|Published on 28-Mar-22 at 14:11 | Last updated on 2-May-22 at 13:09|
The modern aviation field has seen a lot of change since its beginning approximately 120 years ago. Advancements such as transatlantic flight and the development of avionics technologies and composite materials have changed how we think about aviation and how we envision its limits. Advanced aviation technologies such as remotely piloted aircraft systems (i.e., “drones”) and urban air mobility may be the next big shift in the aviation industry. While those with experience in aviation and STEM generally have a positive outlook towards advanced aviation technologies, the views of the general public are less understood. The objective of Dr. Tepylo’s work is to investigate how the public views emerging technologies such as drones and urban air mobility and to evaluate how their perception may be influenced by external sources of information such as the perceived risk-benefit ratio of a particular application or even how technologies are portrayed by the media. Their research team has generated a survey aiming to collect information on the Canadian public’s perception of new aviation technologies, particularly, their awareness, concerns, anticipated uses, and level of support.
On Friday, April 22nd, 2022, Dr. Tepylo’s talk presented the idea that public perception of technology is a greater barrier to overcome than the development of the technology itself and apply this idea to remotely piloted aircraft systems and urban air mobility.
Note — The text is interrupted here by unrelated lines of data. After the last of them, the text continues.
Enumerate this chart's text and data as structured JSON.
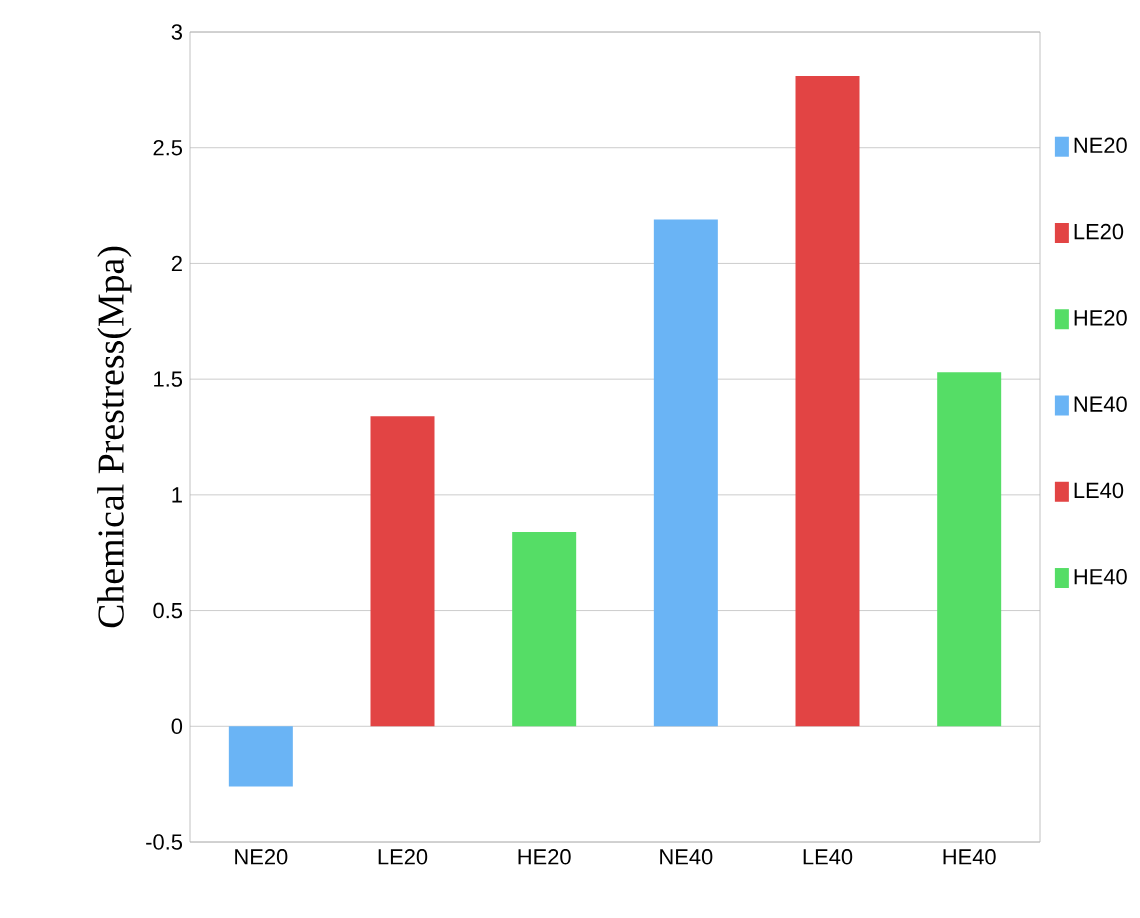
{
  "chart_data": {
    "type": "bar",
    "ylabel": "Chemical Prestress(Mpa)",
    "categories": [
      "NE20",
      "LE20",
      "HE20",
      "NE40",
      "LE40",
      "HE40"
    ],
    "series": [
      {
        "name": "NE20",
        "color": "#6ab4f5",
        "values": [
          -0.26,
          null,
          null,
          null,
          null,
          null
        ]
      },
      {
        "name": "LE20",
        "color": "#e24444",
        "values": [
          null,
          1.34,
          null,
          null,
          null,
          null
        ]
      },
      {
        "name": "HE20",
        "color": "#55dd66",
        "values": [
          null,
          null,
          0.84,
          null,
          null,
          null
        ]
      },
      {
        "name": "NE40",
        "color": "#6ab4f5",
        "values": [
          null,
          null,
          null,
          2.19,
          null,
          null
        ]
      },
      {
        "name": "LE40",
        "color": "#e24444",
        "values": [
          null,
          null,
          null,
          null,
          2.81,
          null
        ]
      },
      {
        "name": "HE40",
        "color": "#55dd66",
        "values": [
          null,
          null,
          null,
          null,
          null,
          1.53
        ]
      }
    ],
    "ylim": [
      -0.5,
      3
    ],
    "yticks": [
      -0.5,
      0,
      0.5,
      1,
      1.5,
      2,
      2.5,
      3
    ],
    "grid": "y",
    "legend": "right"
  }
}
The key topics addressed are the perception of commercial aviation and flight behaviours, feelings toward autonomous technologies in different applications, evaluation of risk through different environmental and security factors, and lastly, an exploration of the transportation needs of members of the public and how they would plan to incorporate urban air mobility into their lives. Finally, a framework for disseminating survey results was presented.
Bio: Dr. Nick Tepylo is Postdoctoral Fellow in the Department of Mechanical and Aerospace Engineering at Carleton University. He earned his PhD in 2021 from Carleton University and Institut National des Sciences Appliquées de Toulouse (INSA-Toulouse) in France. Nick also holds a B.Eng. and M.A.Sc. from Carleton University and his research efforts are focused in the areas of design and societal integration of advanced aviation technologies, ice protection system development, coating design and evaluation, additive manufacturing technologies, and human factors engineering. Nick became interested in aviation at a young age which led him to obtain a pilot’s license and become an aviation instructor. He aspires to become a professor of aerospace engineering whose research will improve safety in the aviation industry. When Nick is not working, he likes to spend time outdoors enjoying running, cycling, and hiking.